Correio do Minho

Braga, quinta-feira

O ausente da república

O Estado da União

Ideias Políticas

2015-10-13 às 06h00

Pedro Sousa

Ao longo deste ano, já por duas vezes, discorri nestas páginas sobre Cavaco Silva, o Sr. Presidente da República.

Na altura disse e hoje repito que não tenho, nem de perto, ”...nenhuma simpatia pessoal, política e institucional pelo Dr. Cavaco Silva”. Nessas reflexões, assumi, ainda, uma dose considerável de repulsa pela falta de capacidade política para intervir em muitas circunstâncias em que penso que devia tê-lo feito e por se ter acometido, erradamente, a silêncios verdadeiramente incómodos e “comatosos”, reveladores, por demasiadas vezes, de uma profunda falta de sentido institucional, assumindo posições e tomando decisões que seriam entendíveis e razoáveis se ele fosse, apenas, o “guardião” dos interesses do Governo de Passos e Portas e não, como está obrigado pela Constituição da República Portuguesa, o “guardião” dos superiores interesses de todos os Portugueses.

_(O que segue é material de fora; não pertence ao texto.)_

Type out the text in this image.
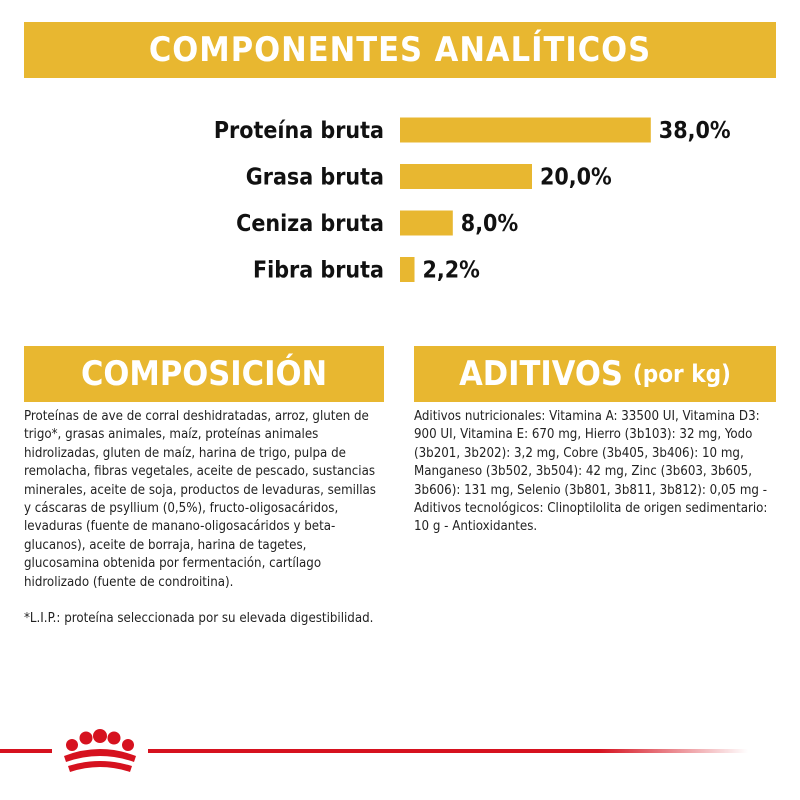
COMPONENTES ANALÍTICOS
Proteína bruta	38,0%
Grasa bruta	20,0%
Ceniza bruta	8,0%
Fibra bruta 2,2%
COMPOSICIÓN

Proteínas de ave de corral deshidratadas, arroz, gluten de trigo*, grasas animales, maíz, proteínas animales hidrolizadas, gluten de maíz, harina de trigo, pulpa de remolacha, fibras vegetales, aceite de pescado, sustancias minerales, aceite de soja, productos de levaduras, semillas y cáscaras de psyllium (0,5%), fructo-oligosacáridos, levaduras (fuente de manano-oligosacáridos y beta-glucanos), aceite de borraja, harina de tagetes, glucosamina obtenida por fermentación, cartílago hidrolizado (fuente de condroitina).

*L.I.P.: proteína seleccionada por su elevada digestibilidad.

ADITIVOS (por kg)

Aditivos nutricionales: Vitamina A: 33500 UI, Vitamina D3: 900 UI, Vitamina E: 670 mg, Hierro (3b103): 32 mg, Yodo (3b201, 3b202): 3,2 mg, Cobre (3b405, 3b406): 10 mg, Manganeso (3b502, 3b504): 42 mg, Zinc (3b603, 3b605, 3b606): 131 mg, Selenio (3b801, 3b811, 3b812): 0,05 mg - Aditivos tecnológicos: Clinoptilolita de origen sedimentario: 10 g - Antioxidantes.
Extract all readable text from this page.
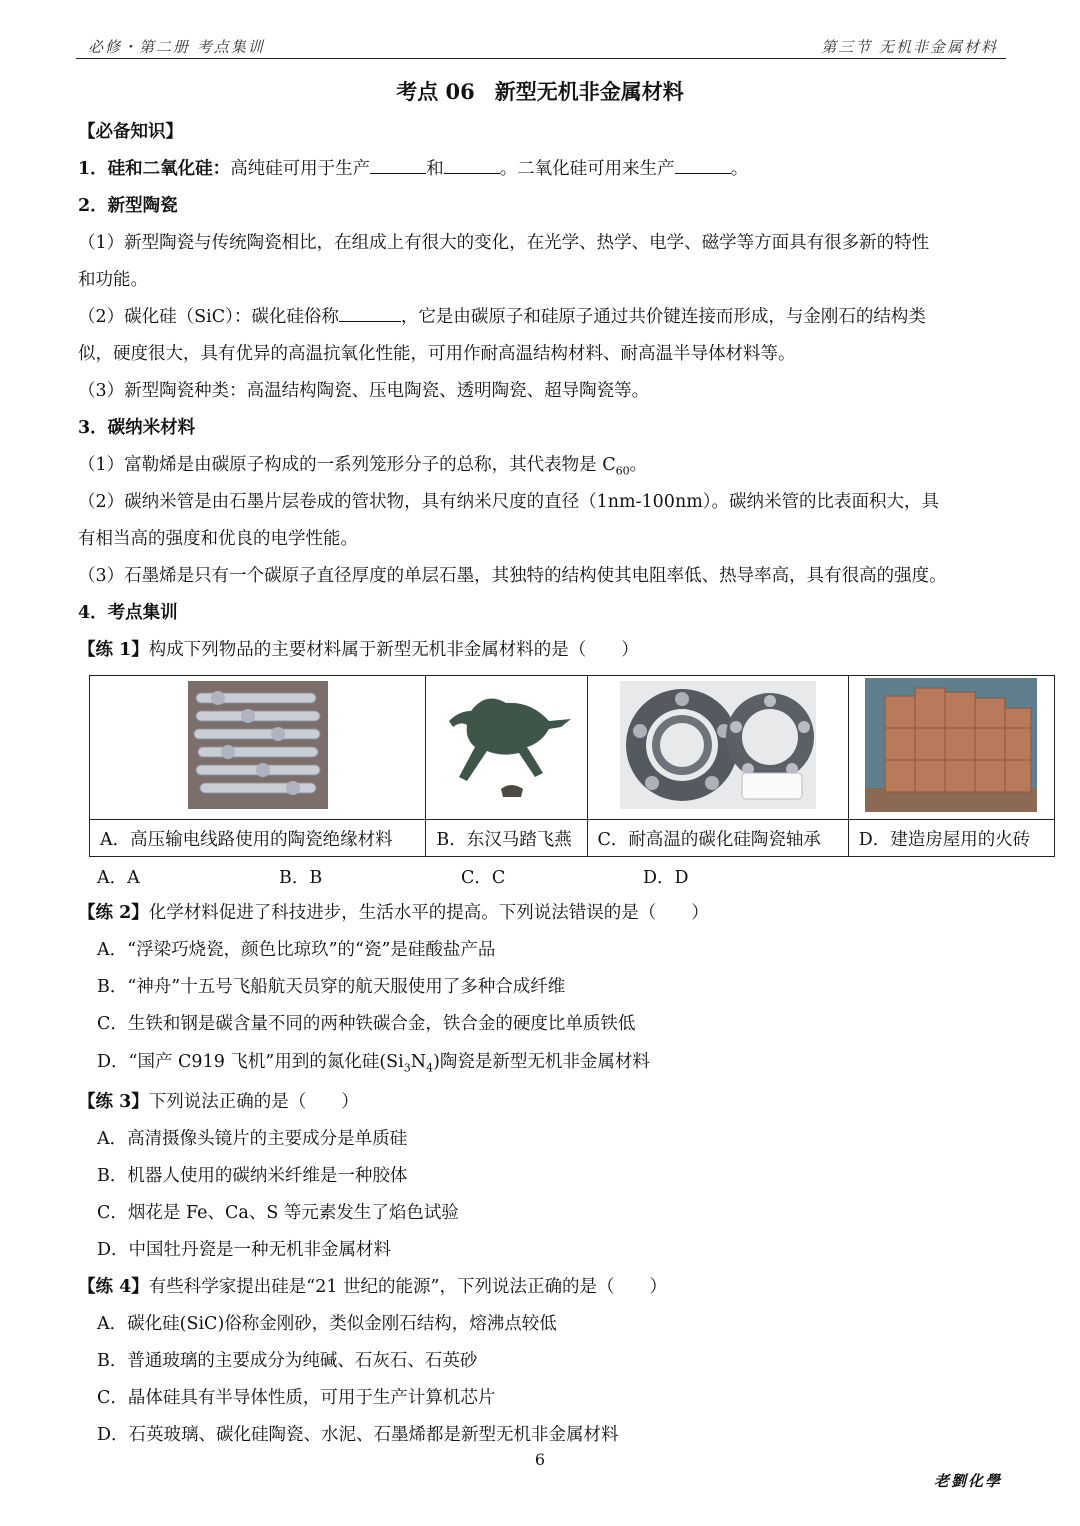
必修・第二册 考点集训	第三节 无机非金属材料
考点 06 新型无机非金属材料
【必备知识】
1．硅和二氧化硅：高纯硅可用于生产	和	。二氧化硅可用来生产	。
2．新型陶瓷
（1）新型陶瓷与传统陶瓷相比，在组成上有很大的变化，在光学、热学、电学、磁学等方面具有很多新的特性
和功能。
（2）碳化硅（SiC）：碳化硅俗称	，它是由碳原子和硅原子通过共价键连接而形成，与金刚石的结构类
似，硬度很大，具有优异的高温抗氧化性能，可用作耐高温结构材料、耐高温半导体材料等。
（3）新型陶瓷种类：高温结构陶瓷、压电陶瓷、透明陶瓷、超导陶瓷等。
3．碳纳米材料
（1）富勒烯是由碳原子构成的一系列笼形分子的总称，其代表物是 $C_{60}$。
（2）碳纳米管是由石墨片层卷成的管状物，具有纳米尺度的直径（1nm-100nm）。碳纳米管的比表面积大，具
有相当高的强度和优良的电学性能。
（3）石墨烯是只有一个碳原子直径厚度的单层石墨，其独特的结构使其电阻率低、热导率高，具有很高的强度。
4．考点集训
【练 1】构成下列物品的主要材料属于新型无机非金属材料的是（　　）

A．高压输电线路使用的陶瓷绝缘材料	B．东汉马踏飞燕	C．耐高温的碳化硅陶瓷轴承	D．建造房屋用的火砖
A．A	B．B	C．C	D．D
【练 2】化学材料促进了科技进步，生活水平的提高。下列说法错误的是（　　）
A．“浮梁巧烧瓷，颜色比琼玖”的“瓷”是硅酸盐产品
B．“神舟”十五号飞船航天员穿的航天服使用了多种合成纤维
C．生铁和钢是碳含量不同的两种铁碳合金，铁合金的硬度比单质铁低
D．“国产 C919 飞机”用到的氮化硅$(Si_3N_4)$陶瓷是新型无机非金属材料
【练 3】下列说法正确的是（　　）
A．高清摄像头镜片的主要成分是单质硅
B．机器人使用的碳纳米纤维是一种胶体
C．烟花是 Fe、Ca、S 等元素发生了焰色试验
D．中国牡丹瓷是一种无机非金属材料
【练 4】有些科学家提出硅是“21 世纪的能源”，下列说法正确的是（　　）
A．碳化硅(SiC)俗称金刚砂，类似金刚石结构，熔沸点较低
B．普通玻璃的主要成分为纯碱、石灰石、石英砂
C．晶体硅具有半导体性质，可用于生产计算机芯片
D．石英玻璃、碳化硅陶瓷、水泥、石墨烯都是新型无机非金属材料
6
老劉化學
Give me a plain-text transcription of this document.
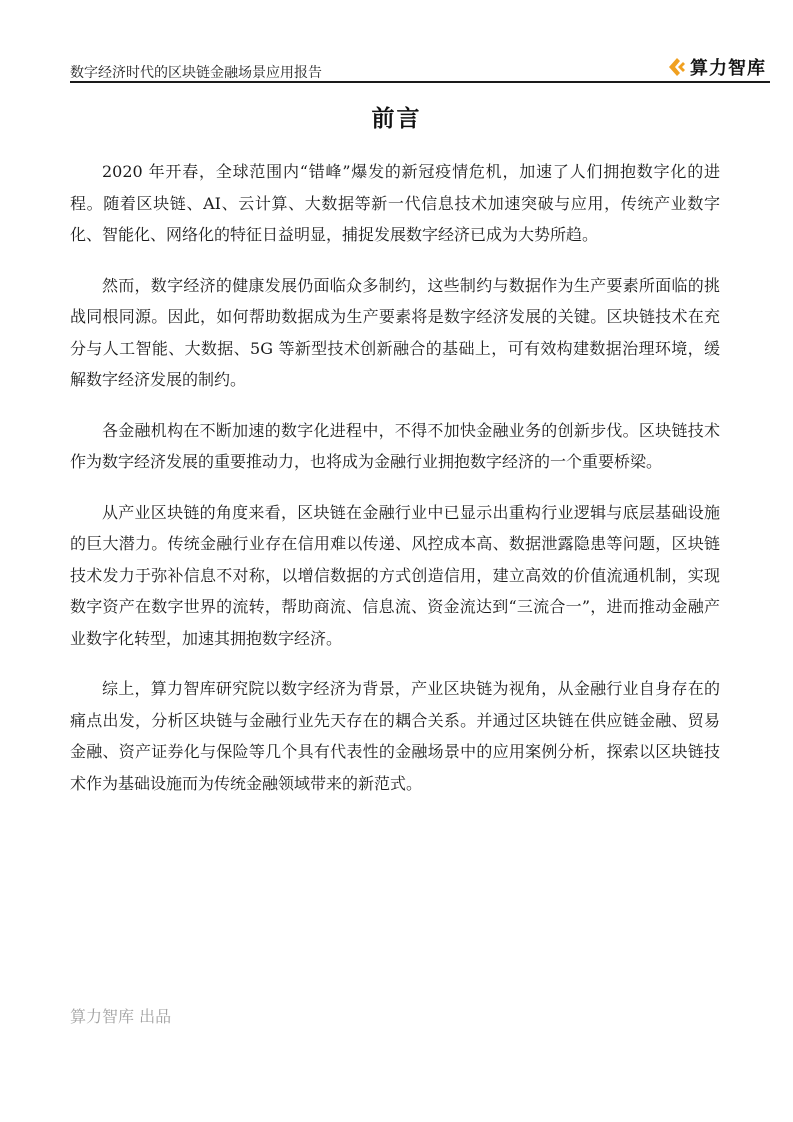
数字经济时代的区块链金融场景应用报告	算力智库
前言

2020 年开春，全球范围内“错峰”爆发的新冠疫情危机，加速了人们拥抱数字化的进程。随着区块链、AI、云计算、大数据等新一代信息技术加速突破与应用，传统产业数字化、智能化、网络化的特征日益明显，捕捉发展数字经济已成为大势所趋。

然而，数字经济的健康发展仍面临众多制约，这些制约与数据作为生产要素所面临的挑战同根同源。因此，如何帮助数据成为生产要素将是数字经济发展的关键。区块链技术在充分与人工智能、大数据、5G 等新型技术创新融合的基础上，可有效构建数据治理环境，缓解数字经济发展的制约。

各金融机构在不断加速的数字化进程中，不得不加快金融业务的创新步伐。区块链技术作为数字经济发展的重要推动力，也将成为金融行业拥抱数字经济的一个重要桥梁。

从产业区块链的角度来看，区块链在金融行业中已显示出重构行业逻辑与底层基础设施的巨大潜力。传统金融行业存在信用难以传递、风控成本高、数据泄露隐患等问题，区块链技术发力于弥补信息不对称，以增信数据的方式创造信用，建立高效的价值流通机制，实现数字资产在数字世界的流转，帮助商流、信息流、资金流达到“三流合一”，进而推动金融产业数字化转型，加速其拥抱数字经济。

综上，算力智库研究院以数字经济为背景，产业区块链为视角，从金融行业自身存在的痛点出发，分析区块链与金融行业先天存在的耦合关系。并通过区块链在供应链金融、贸易金融、资产证券化与保险等几个具有代表性的金融场景中的应用案例分析，探索以区块链技术作为基础设施而为传统金融领域带来的新范式。

算力智库 出品
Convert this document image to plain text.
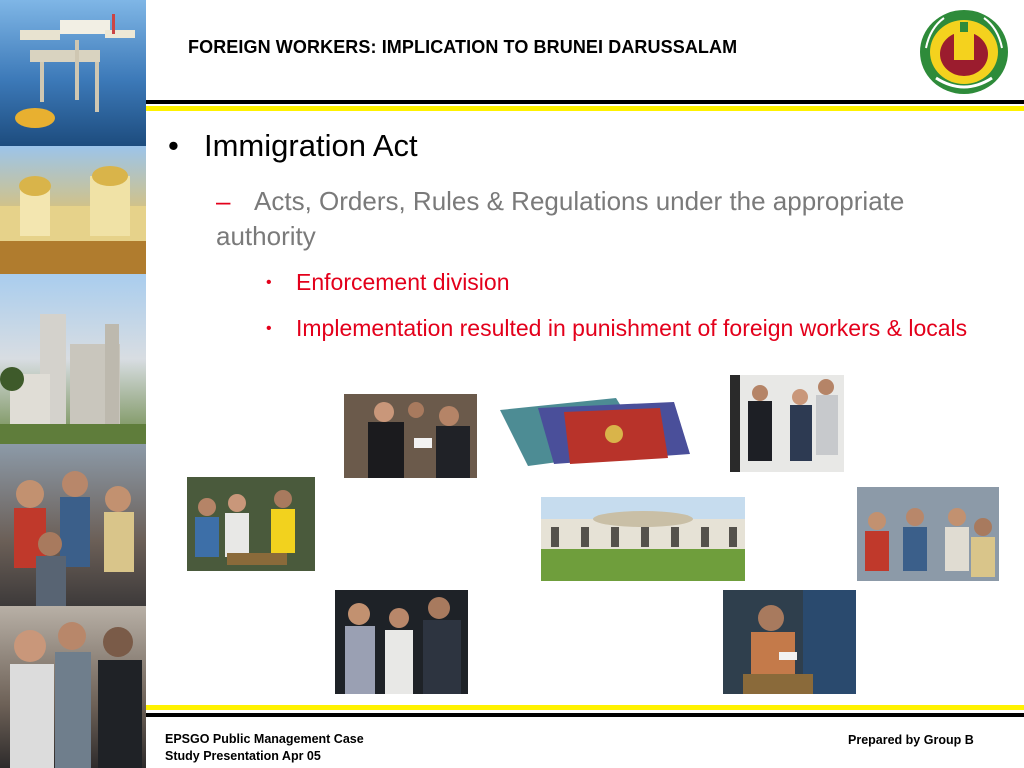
FOREIGN WORKERS: IMPLICATION TO BRUNEI DARUSSALAM
• Immigration Act
– Acts, Orders, Rules & Regulations under the appropriate authority
• Enforcement division
• Implementation resulted in punishment of foreign workers & locals
EPSGO Public Management Case
Study Presentation Apr 05
Prepared by Group B
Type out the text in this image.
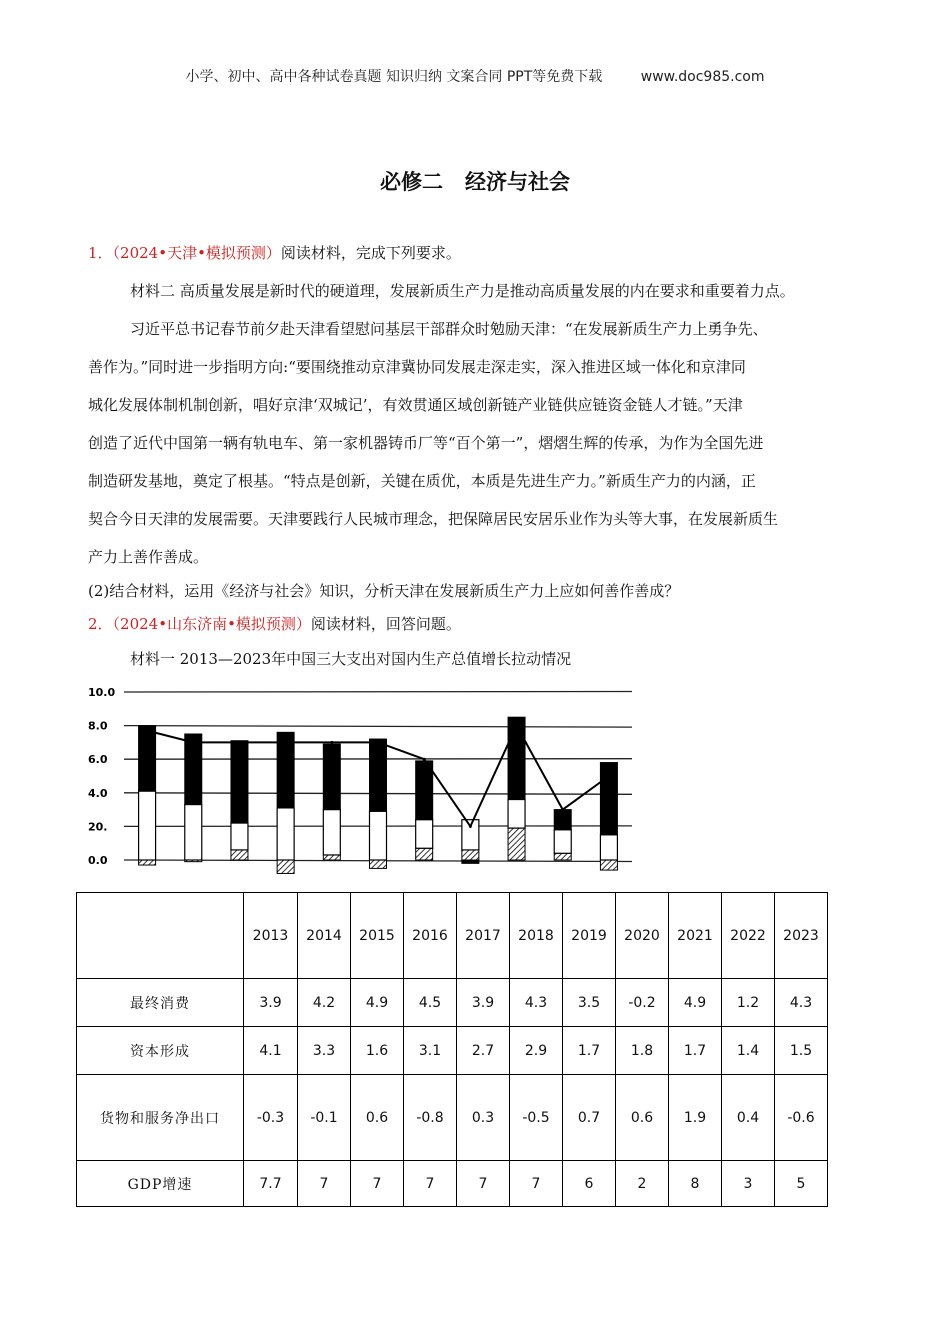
小学、初中、高中各种试卷真题 知识归纳 文案合同 PPT等免费下载	www.doc985.com
必修二 经济与社会
1．（2024•天津•模拟预测）阅读材料，完成下列要求。
材料二 高质量发展是新时代的硬道理，发展新质生产力是推动高质量发展的内在要求和重要着力点。
习近平总书记春节前夕赴天津看望慰问基层干部群众时勉励天津：“在发展新质生产力上勇争先、
善作为。”同时进一步指明方向:“要围绕推动京津冀协同发展走深走实，深入推进区域一体化和京津同
城化发展体制机制创新，唱好京津‘双城记’，有效贯通区域创新链产业链供应链资金链人才链。”天津
创造了近代中国第一辆有轨电车、第一家机器铸币厂等“百个第一”，熠熠生辉的传承，为作为全国先进
制造研发基地，奠定了根基。“特点是创新，关键在质优，本质是先进生产力。”新质生产力的内涵，正
契合今日天津的发展需要。天津要践行人民城市理念，把保障居民安居乐业作为头等大事，在发展新质生
产力上善作善成。
(2)结合材料，运用《经济与社会》知识，分析天津在发展新质生产力上应如何善作善成？
2．（2024•山东济南•模拟预测）阅读材料，回答问题。
材料一 2013—2023年中国三大支出对国内生产总值增长拉动情况
10.0
8.0
6.0
4.0
20.
0.0
	2013	2014	2015	2016	2017	2018	2019	2020	2021	2022	2023
最终消费	3.9	4.2	4.9	4.5	3.9	4.3	3.5	-0.2	4.9	1.2	4.3
资本形成	4.1	3.3	1.6	3.1	2.7	2.9	1.7	1.8	1.7	1.4	1.5
货物和服务净出口	-0.3	-0.1	0.6	-0.8	0.3	-0.5	0.7	0.6	1.9	0.4	-0.6
GDP增速	7.7	7	7	7	7	7	6	2	8	3	5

Recordo-me, por exemplo, de a pretexto das comemorações do 25 de Abril de 2013, Cavaco Silva ter tido a distinta lata de, de forma indefectível, ter defendido o Governo de Passos e Portas, isentando-o de culpas numa série de questões (desemprego, fuga de cérebros, ataque brutal à classe média, desmantelamento do Serviço Nacional de Saúde e, à altura, três anos consecutivos de recessão económica, etc.) que foram, em grande medida, da sua responsabilidade.

Tenho, também, presente tudo o que se passou com o caso BES, um dos mais graves casos financeiros, económicos e políticos da Democracia Portuguesa. Um caso com contornos extremamente nebulosos, difusos, com legítimas suspeitas de práticas criminosas e que resultou em perdas financeiras muito significativas para milhões de pequenos aforradores (não sendo nunca demais lembrar que, muitos deles, perderam as suas poupanças de uma vida inteira) e que constituirá, “ad eternum”, a mancha maior da vida política de Cavaco Silva, de Passos, Portas e seus pares.

Semanas antes do fatídico episódio do Banco Mau e do Banco Bom, Cavaco Silva, que meses mais tarde disse nunca ter feito uma declaração sobre o BES, afirmou, taxativamente (é público, está publicado e pode, facilmente, ser confirmado mediante uma qualquer pesquisa no 'Google'), em Julho de 2014, de visita à Coreia do Sul, que os “...Portugueses podem confiar no Banco Espírito Santo”.

A fechar, até porque está fresco e diz respeito às eleições do passado dia 4 de Outubro, quero, também aqui, recordar que Cavaco Silva rejeitou antecipar em alguns meses as eleições legislativas, o que fazia todo o sentido, a fim de permitir que o Governo que viesse a ser eleito pudesse preparar, apresentar e governar com o seu próprio Orçamento de Estado, de acordo com o programa de Governo que os Portugueses viessem a sufragar.

Passaram as eleições, o quadro parlamentar mudou radicalmente e, como primeira medida deste novo ciclo político que, necessariamente, teria de se abrir face aos resultados eleitorais, Cavaco furtou-se, vergonhosamente, a participar nas Comemorações do 5 de Outubro, data da implantação da República a que Preside, demitindo-se de ser o polo agregador dos consensos que, nos termos da Constituição, deveria procurar a fim de encontrar e promover uma solução de Governo estável para Portugal e para os Portugueses.

Demitindo-se, ausentando-se, assumiu um papel de espantalho institucional que lhe retirará toda a legitimidade para poder condicionar qualquer solução política que seja possível encontrar dentro do actual recorte parlamentar, saindo da política pela porta pequena, na verdade, aquela que melhor assenta ao seu contributo à vida pública portuguesa.